#1 Must Have for New Parents
“You can do it, my Honey.”
Christian smiled at me, knowing how nervous I was about the prospect of driving with our infant son. Hero’s head perfectly fit into the palm of my shaking hand, as I squatted on the hospital floor, listening to Christian remind me how to buckle him into the carseat . As primary caregiver, I would eventually be chauffeuring Hero around town.
“Oh no! I’m stuck!” Christian grabbed my hands to help me up from my poorly chosen hunkering.
I pointed my phone’s video camera at the dusty shelves and overflowing laundry bin in our small, postpartum hospital room.
“We’re saying goodbye to the room that contained us for the first 29 hours of Hero Enrico’s life. Now, we are headed into the wild!”
Christian bent to double check Hero’s belts, but chuckled at the broad Aussie accent I was using. It’s my own private joke, I like to narrate our life like Crocodile Dundee meets Animal Planet.
Thanks to Covid safety protocol at Swedish First Hill, we were not allowed to leave that tiny room during our stay, not even to step into the hallway. While the birthing suite where Hero was born was spacious with a great view, postpartum felt like a walk-in closet. Christian and I clung to eachother, sharing my hospital bed, while I dozed off and on, my outstretched hand on Hero’s stomach. I didn’t know then about how much babies need to be close. I didn’t know that it extends far beyond the golden hour after birth.
What I did know was that I could feel myself changing rapidly. I could hear a sharp static in my ears, and it would bark out sudden warnings.
In having a baby I was rerouted. Instead of nearing forty in a calm, zen-like state, my wheels spun and I found myself facing the same fears I had had as a little girl.
Would this love go away and leave me?
Am I good enough?
How can I prove myself worthy?
***
WHOOSH! The sliding doors of the Lytle Birth Center opened, as I followed Christian’s back, my eyes glued to Hero’s tiny face, peeking over the swinging lip of his carseat.
“Thank you!” I shouted with my always-too-loud theatre person voice as the staff waved goodbye. A healthy new family – the happiest reason to be at a hospital.
“Good luck!” I almost gave myself whiplash grinning at the young couple who entered just as we exited, she round and slow, he balancing the carseat and bags. That was us, just…yesterday?
We stood in the parking garage elevator, leaning on eachother and staring at our perfect little Hero. The tide of adrenalin that had propelled me out of the hospital bed began to ebb and as we exited and walked to the car, my strides shrank to a shuffle. The ring of fire was returning! That’s the name of the excruciating pain a birthing mother experiences when the baby’s head pushes fully into the birth canal. I used my yoga breath, and fell behind Christian and Hero.
This was going to be way harder than I had thought.

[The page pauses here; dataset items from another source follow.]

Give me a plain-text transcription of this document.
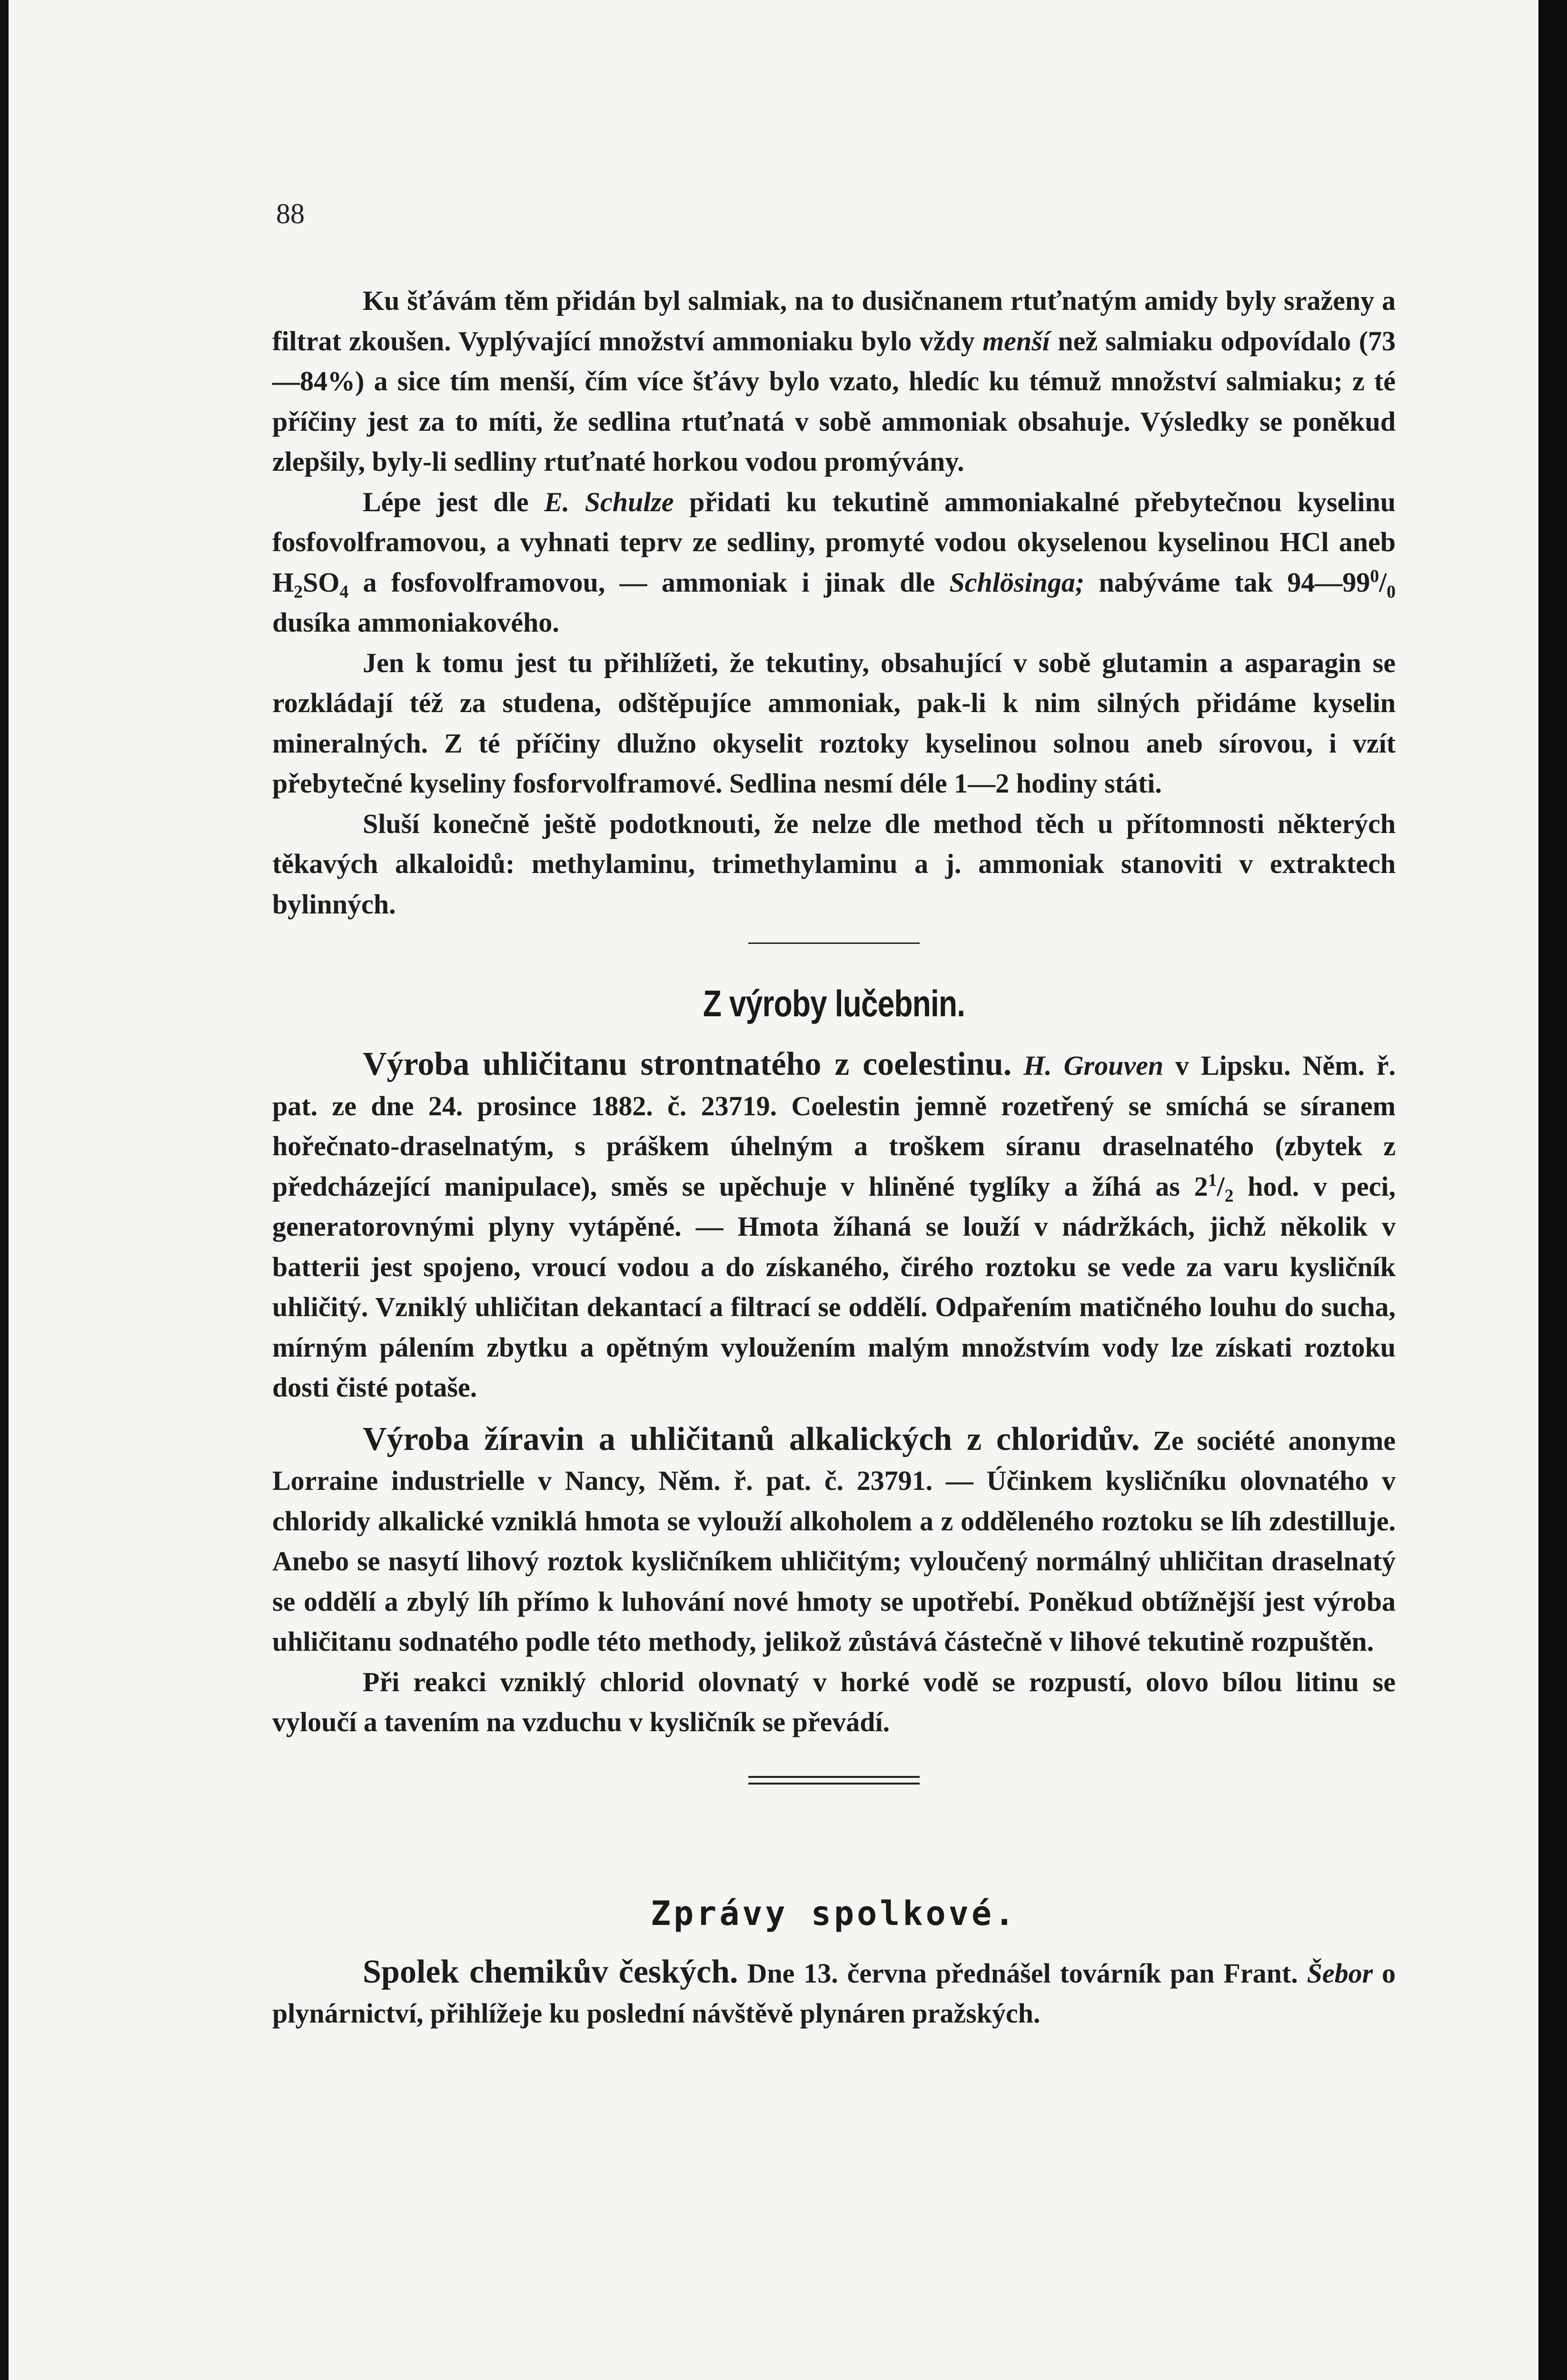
88

Ku šťávám těm přidán byl salmiak, na to dusičnanem rtuťnatým amidy byly sraženy a filtrat zkoušen. Vyplývající množství ammoniaku bylo vždy menší než salmiaku odpovídalo (73—84%) a sice tím menší, čím více šťávy bylo vzato, hledíc ku témuž množství salmiaku; z té příčiny jest za to míti, že sedlina rtuťnatá v sobě ammoniak obsahuje. Výsledky se poněkud zlepšily, byly-li sedliny rtuťnaté horkou vodou promývány.

Lépe jest dle E. Schulze přidati ku tekutině ammoniakalné přebytečnou kyselinu fosfovolframovou, a vyhnati teprv ze sedliny, promyté vodou okyselenou kyselinou HCl aneb $H_2SO_4$ a fosfovolframovou, — ammoniak i jinak dle Schlösinga; nabýváme tak $94—99^0/_0$ dusíka ammoniakového.

Jen k tomu jest tu přihlížeti, že tekutiny, obsahující v sobě glutamin a asparagin se rozkládají též za studena, odštěpujíce ammoniak, pak-li k nim silných přidáme kyselin mineralných. Z té příčiny dlužno okyselit roztoky kyselinou solnou aneb sírovou, i vzít přebytečné kyseliny fosforvolframové. Sedlina nesmí déle 1—2 hodiny státi.

Sluší konečně ještě podotknouti, že nelze dle method těch u přítomnosti některých těkavých alkaloidů: methylaminu, trimethylaminu a j. ammoniak stanoviti v extraktech bylinných.

Z výroby lučebnin.

Výroba uhličitanu strontnatého z coelestinu. H. Grouven v Lipsku. Něm. ř. pat. ze dne 24. prosince 1882. č. 23719. Coelestin jemně rozetřený se smíchá se síranem hořečnato-draselnatým, s práškem úhelným a troškem síranu draselnatého (zbytek z předcházející manipulace), směs se upěchuje v hliněné tyglíky a žíhá as $2^1/_2$ hod. v peci, generatorovnými plyny vytápěné. — Hmota žíhaná se louží v nádržkách, jichž několik v batterii jest spojeno, vroucí vodou a do získaného, čirého roztoku se vede za varu kysličník uhličitý. Vzniklý uhličitan dekantací a filtrací se oddělí. Odpařením matičného louhu do sucha, mírným pálením zbytku a opětným vyloužením malým množstvím vody lze získati roztoku dosti čisté potaše.

Výroba žíravin a uhličitanů alkalických z chloridův. Ze société anonyme Lorraine industrielle v Nancy, Něm. ř. pat. č. 23791. — Účinkem kysličníku olovnatého v chloridy alkalické vzniklá hmota se vylouží alkoholem a z odděleného roztoku se líh zdestilluje. Anebo se nasytí lihový roztok kysličníkem uhličitým; vyloučený normálný uhličitan draselnatý se oddělí a zbylý líh přímo k luhování nové hmoty se upotřebí. Poněkud obtížnější jest výroba uhličitanu sodnatého podle této methody, jelikož zůstává částečně v lihové tekutině rozpuštěn.

Při reakci vzniklý chlorid olovnatý v horké vodě se rozpustí, olovo bílou litinu se vyloučí a tavením na vzduchu v kysličník se převádí.

Zprávy spolkové.

Spolek chemikův českých. Dne 13. června přednášel továrník pan Frant. Šebor o plynárnictví, přihlížeje ku poslední návštěvě plynáren pražských.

As I rounded the curve of the parking deck, I was surprised to see Christian with the baby, standing outside of our car, in the midst of a friendly chat with a young man in a Honda CRV. His curly hair was wild, and he had rolled the window half down to speak to my Honey, his mask around his chin. Christian looked up,
“My Honey, this is Jarron! We worked together at Palisade!”
“Congratulations, Opal.”
“Jarron’s wife is pregnant too.”
“Yes, we just checked her in. She started chemo this week and her doctor thinks they might need to deliver our daughter early because of it.”
***
Driving home, I sat in the backseat next to our son, one hand holding his, the other pointing my FaceTime camera at Hero so Christian could watch him on his phone, clipped to the dash. Neither of us wanted to take our eyes off of the baby for one single second.
*I know, you’d like actual products that would make your life easier. Well, if you’re driving with babe, I highly recommend this carseat mirror.
It was a short walk from the hospital doors to our car, but in that time I traveled a great distance as a human being. I felt Jarron’s joy at the upcoming birth of his daughter and I could empathize with his fear in a way I never could have imagined before Hero’s birth.
As a child-free adult, I was dubious when I heard new parents speak of the love they felt for their offspring “I never knew what love was before I had my baby!”. But after meeting Jarron and hearing his family’s story, I knew.
It wasn’t that the love was bigger with more sparkle. It was the almost nauseating combination of joy, fear, and gratitude, in a split second.
Motherhood didn’t give me a bigger heart, but it did make me more aware of what I had to lose.
I’m so grateful he’s healthy. I’m so grateful I’m healthy. I’m so grateful we have Christian to love us.
Gratitude isn’t something you can purchase on Amazon. You have it. You must have it. As soon as the baby is born, you’ll feel it’s pressure on your skin.